We published initial results from the first season of field work this year (Cleaveland and Herbert, 2009). This paper focuses on the comparison of outcrop results to the IODP section. We find that the patterns of temperature and sapropel deposition are extremely similar between the sediments exposed on land and cored below the sea. Sapropels are associated with warm intervals of climate, in agreements with models on the climatic control of sapropel deposition developed for the late Pleistocene. Our data suggest the possibility of a modest (order of 1oC) offset in the alkenone ÒpaleothermometerÓ to warmer temperatures in the land sections that could be the result of diagenesis and weathering. Further work will be needed to confirm that this is a systematic effect. We are now working on the climatic implications of a the entire 1.5-3.5 Ma time series that we have developed through laboratory work. Our major finding is that the amplitude of cyclic sea surface temperature changes increased very significantly at the Plio-Pleistocene boundary. This represents a new finding, and may imply that the region underwent a major step in climate at this time (our preliminary interpretation is that the size of the Fennoscandian ice sheets may have increased significantly during the early Pleistocene ice ages, leading to large regional coolings during ice ages). This material was developed by Brown undergraduate Gideon Ng in a senior Honors Thesis.

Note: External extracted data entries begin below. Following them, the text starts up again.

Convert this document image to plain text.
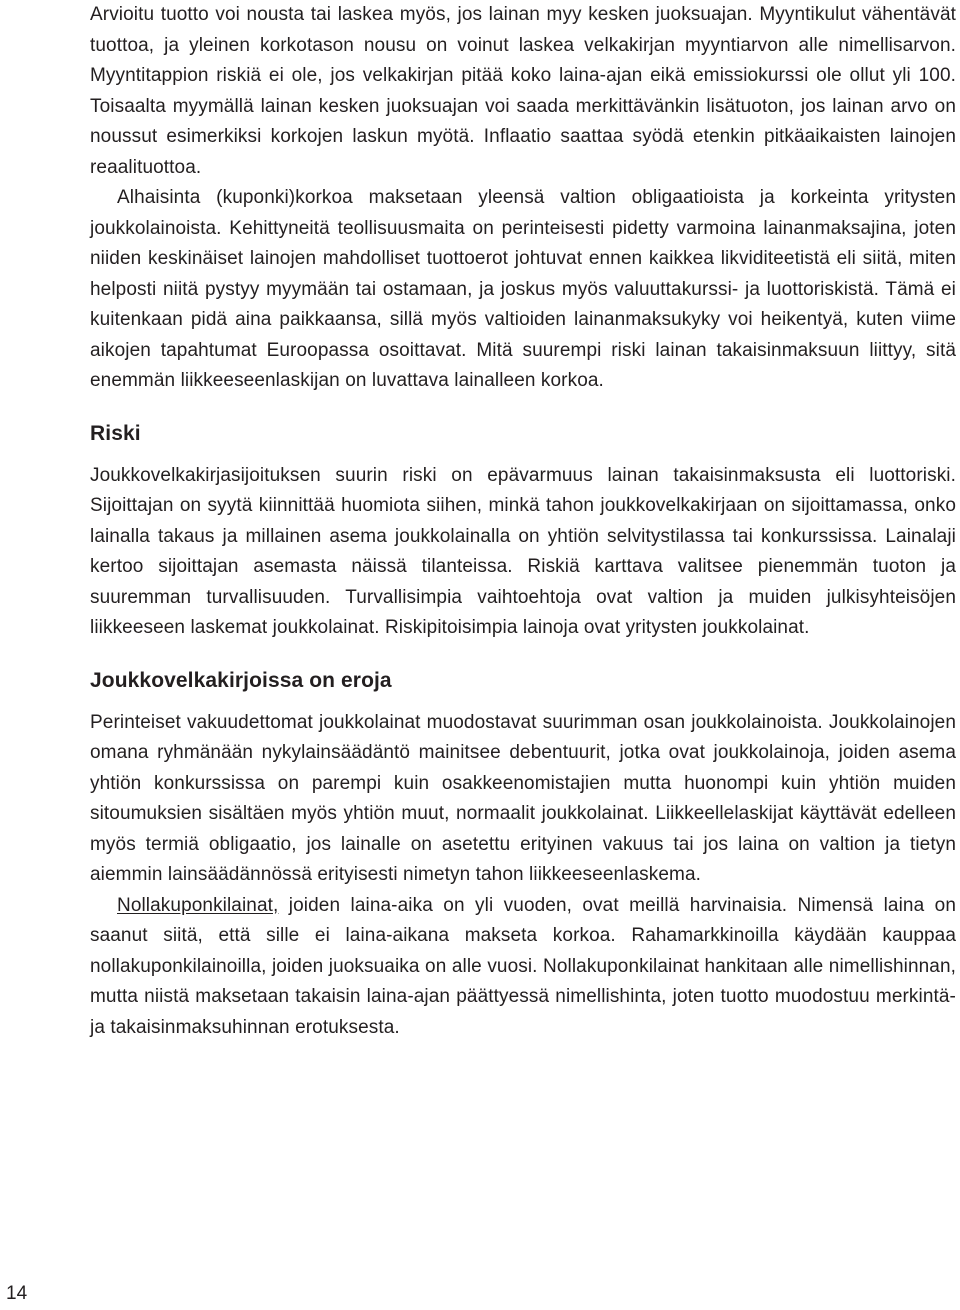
Arvioitu tuotto voi nousta tai laskea myös, jos lainan myy kesken juoksuajan. Myyntikulut vähentävät tuottoa, ja yleinen korkotason nousu on voinut laskea velkakirjan myyntiarvon alle nimellisarvon. Myyntitappion riskiä ei ole, jos velkakirjan pitää koko laina-ajan eikä emissiokurssi ole ollut yli 100. Toisaalta myymällä lainan kesken juoksuajan voi saada merkittävänkin lisätuoton, jos lainan arvo on noussut esimerkiksi korkojen laskun myötä. Inflaatio saattaa syödä etenkin pitkäaikaisten lainojen reaalituottoa.

Alhaisinta (kuponki)korkoa maksetaan yleensä valtion obligaatioista ja korkeinta yritysten joukkolainoista. Kehittyneitä teollisuusmaita on perinteisesti pidetty varmoina lainanmaksajina, joten niiden keskinäiset lainojen mahdolliset tuottoerot johtuvat ennen kaikkea likviditeetistä eli siitä, miten helposti niitä pystyy myymään tai ostamaan, ja joskus myös valuuttakurssi- ja luottoriskistä. Tämä ei kuitenkaan pidä aina paikkaansa, sillä myös valtioiden lainanmaksukyky voi heikentyä, kuten viime aikojen tapahtumat Euroopassa osoittavat. Mitä suurempi riski lainan takaisinmaksuun liittyy, sitä enemmän liikkeeseenlaskijan on luvattava lainalleen korkoa.

Riski

Joukkovelkakirjasijoituksen suurin riski on epävarmuus lainan takaisinmaksusta eli luottoriski. Sijoittajan on syytä kiinnittää huomiota siihen, minkä tahon joukkovelkakirjaan on sijoittamassa, onko lainalla takaus ja millainen asema joukkolainalla on yhtiön selvitystilassa tai konkurssissa. Lainalaji kertoo sijoittajan asemasta näissä tilanteissa. Riskiä karttava valitsee pienemmän tuoton ja suuremman turvallisuuden. Turvallisimpia vaihtoehtoja ovat valtion ja muiden julkisyhteisöjen liikkeeseen laskemat joukkolainat. Riskipitoisimpia lainoja ovat yritysten joukkolainat.

Joukkovelkakirjoissa on eroja

Perinteiset vakuudettomat joukkolainat muodostavat suurimman osan joukkolainoista. Joukkolainojen omana ryhmänään nykylainsäädäntö mainitsee debentuurit, jotka ovat joukkolainoja, joiden asema yhtiön konkurssissa on parempi kuin osakkeenomistajien mutta huonompi kuin yhtiön muiden sitoumuksien sisältäen myös yhtiön muut, normaalit joukkolainat. Liikkeellelaskijat käyttävät edelleen myös termiä obligaatio, jos lainalle on asetettu erityinen vakuus tai jos laina on valtion ja tietyn aiemmin lainsäädännössä erityisesti nimetyn tahon liikkeeseenlaskema.

Nollakuponkilainat, joiden laina-aika on yli vuoden, ovat meillä harvinaisia. Nimensä laina on saanut siitä, että sille ei laina-aikana makseta korkoa. Rahamarkkinoilla käydään kauppaa nollakuponkilainoilla, joiden juoksuaika on alle vuosi. Nollakuponkilainat hankitaan alle nimellishinnan, mutta niistä maksetaan takaisin laina-ajan päättyessä nimellishinta, joten tuotto muodostuu merkintä- ja takaisinmaksuhinnan erotuksesta.

14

Our successful second field season will allow us to address new questions. We collected material from a core collected on land of the same age as our outcrop samples. This will allow us to investigate the diagenetic changes of biomarkers due to exposure in outcrop. We also extended our sampling into the Miocene, so that we can continue to investigate the relation of climatic change to organic-rich deposition under the altered climatic boundary conditions (no northern hemisphere glaciation, warmer climates) of the late Miocene. Approximately 500 samples of mid-Pliocene and late Miocene were obtained from rhythmically alternating strata outcropping near the central Italian port city of Ancona, and now await laboratory analysis.

Funding from the ACS has already contributed significantly to the professional development of the P.I., his graduate students, and an undergraduate. P.I. Herbert has led the application of the alkenone paleotemperature proxy in marine sediments, but the questions of biomarker preservation and interpretation in potentially altered sediments represents a new avenue of study for him. Ph.D. student Laura Cleaveland (now Assistant Professor at Luther College) included results from this project in her dissertation, and continues to work on the project in her current position. Brown graduate student Emily Pohlman and undergraduate Gideon Ng obtained valuable experience in the first field season; Ng produced marvelous results from his Honors Thesis that will make him a co-author on a manuscript in preparation.

At this point, we have concrete results to substantiate the most important hypotheses outline in our proposal to the PRF, and we anticipate addressing a number of important additional questions in the near future.